Recently I was asked to investigate an OutOfMemory issue with the PermGen running out of allocated space. Sounds simple in the sense that if I open up the heap dump, check out the classes that are loaded and figure out where the issue is. However, this happened on production and there was no heap dump available. This was on a Sun Java SDK 1.6.x.
As a consequence of this exercise, I brushed up on some of my concepts of Java Garbage Collection and discovered some intricacies of the tools in the process.
Before, we go any further, I would like to elucidate with some authority gained from past experience that analyzing and resolving OutOfMemory PermGen issues requires not only a clear understanding of the Java GC concepts but an intricate knowledge of your application as well. Consequently to cover the former, please take a look at the “Java Garbage Collection” details especially the concept of generations and heap versus non heap.
PermGen allocation is separate from the heap and therefore the parameters to set that are different from the regular -Xms and -Xmx. Please take a look at the Java VM options (do a google search and check out PermSize options – one to set the minimum bound and the other for the maximum). Also, please note that PermGen holds the class metadata, class definitions and so on. Once the class is loaded then any static references from it are stored in the heap (young or old) along with any instances.
Since we are tracking the PermGen, what we need to do is to replicate the issue which is easier said than done since you probably do not have enough information as to:
- In what flow of your application did it happen? Perhaps this can be gleamed from the logs as well as the stack traces.
- What was the load on the application that led to this?
Thereafter, what you could do is to lower the PermGen allocated to your application and perform the following steps:
- Specify the “printGCDetails” along with the verboseGC options for the VM.
- Specify the “on OutOfMemory, generate heap dump” VM option. Note that sometimes even with this option specified the heap dump is not generated since the VM becomes unstable when a OOM happens.
- Options to generate the listing of classes that are loaded and unloaded by the GC process.
I would recommend that these setting (no 1 and no 2 above) be part of any VM process even that that is running in Production environments. They are of immense use in resolving OOM issues.
Sometimes, you would also see OOM PermGen stack traces in the log but that resolve themselves and the application continues to perform and run as planned. These ephemeral OOM PermGen stack traces do not seem to impact the longevity and stability of the process but at the same time they need to be investigated and the conclusion of such an investigation can lead to an increases in the PermGen space allocation and that would be the resolution.
The first thing to do is to inspect the dump. In case the heap dump is not available then the only option is to replicate the issue.

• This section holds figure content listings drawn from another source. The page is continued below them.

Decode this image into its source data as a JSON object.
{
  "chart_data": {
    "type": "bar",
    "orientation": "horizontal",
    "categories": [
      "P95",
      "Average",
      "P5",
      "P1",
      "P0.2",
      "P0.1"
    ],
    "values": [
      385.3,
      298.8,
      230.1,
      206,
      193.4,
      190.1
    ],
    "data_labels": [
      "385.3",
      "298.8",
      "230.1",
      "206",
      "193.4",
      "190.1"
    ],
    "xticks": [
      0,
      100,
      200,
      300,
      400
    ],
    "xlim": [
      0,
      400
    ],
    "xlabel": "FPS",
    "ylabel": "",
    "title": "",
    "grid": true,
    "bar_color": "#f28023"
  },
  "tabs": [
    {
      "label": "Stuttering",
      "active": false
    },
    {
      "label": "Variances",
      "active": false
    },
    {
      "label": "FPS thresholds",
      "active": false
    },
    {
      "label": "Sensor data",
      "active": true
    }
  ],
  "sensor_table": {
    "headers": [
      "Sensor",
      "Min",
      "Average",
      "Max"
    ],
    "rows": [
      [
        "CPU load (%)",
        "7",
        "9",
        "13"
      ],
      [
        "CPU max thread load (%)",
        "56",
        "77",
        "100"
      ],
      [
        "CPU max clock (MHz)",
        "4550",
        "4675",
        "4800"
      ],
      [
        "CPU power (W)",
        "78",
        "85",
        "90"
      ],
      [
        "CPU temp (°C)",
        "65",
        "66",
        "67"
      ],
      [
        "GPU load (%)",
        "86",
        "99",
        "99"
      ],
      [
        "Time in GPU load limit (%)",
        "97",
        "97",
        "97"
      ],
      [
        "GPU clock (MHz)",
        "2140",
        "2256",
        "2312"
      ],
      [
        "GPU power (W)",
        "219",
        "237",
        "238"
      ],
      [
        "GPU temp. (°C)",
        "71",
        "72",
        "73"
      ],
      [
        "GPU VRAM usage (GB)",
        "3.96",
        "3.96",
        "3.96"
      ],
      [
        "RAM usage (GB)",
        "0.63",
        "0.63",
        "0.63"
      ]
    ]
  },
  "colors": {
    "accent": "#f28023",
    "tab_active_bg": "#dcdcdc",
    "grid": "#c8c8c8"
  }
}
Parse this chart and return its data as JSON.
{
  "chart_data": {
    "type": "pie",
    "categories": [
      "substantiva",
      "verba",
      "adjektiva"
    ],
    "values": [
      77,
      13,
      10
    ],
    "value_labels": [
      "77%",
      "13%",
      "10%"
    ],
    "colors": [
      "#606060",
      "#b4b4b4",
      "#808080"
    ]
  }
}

If you are able to replicate the issue then the next step would be to inspect the heap dump and there are some very useful tools out there. The one that I found most useful was the Eclipse Memory Analyzer. You would need to review the usage and options of this tool and they are well documented. At this time, you have the following data set with you:
- List of the classes that have been loaded and unloaded.
- You could take the complement of the intersection of the loaded and unloaded i.e. all the classes that have not been unloaded.
Fire up an OQL query (select query: please see the OQL examples) and trace the graph to the entity that is responsible for retaining the class to evaluate a leak. At this juncture, the familiarity of the codebase of the application is required.
If you are not able to replicate the issue and you do not get an OOM PermGen stack trace, do not loose heart. You could also try to run your application for a period of time and watch the PermGen grow and then introduce a PermGen collection as part of the Full GC and evaluate if the allocation is reduced. Repeat the process of loading the application, introducing PermGen collection and evaluating the heap dump to investigate the classes that are not being unloaded and that could point to a possible leak. One thing to note is that PermGen Collection is generally not part of the Full Garbage Collection unless the appropriate VM option is specified or the PermGen gets filled up so as to trigger a PermGen Collection. The latter technique is demonstrated in a link in the references section below.
You could also try figuring out if there is a class loader leak => if the application is un-deployed as in the case of an application deployed in a J2EE container as in JBoss, does the class loader responsible for the application is made available for GC? This technique is also detailed in a link in the references section below.
I have also tried to use the JHAT tool but gave up on that in preference to the Eclipse Memory Profiler since the JHAT tool required a lot of memory and was slow. I believe this has been patched in a later version of JDK 1.6 and you could try that as well.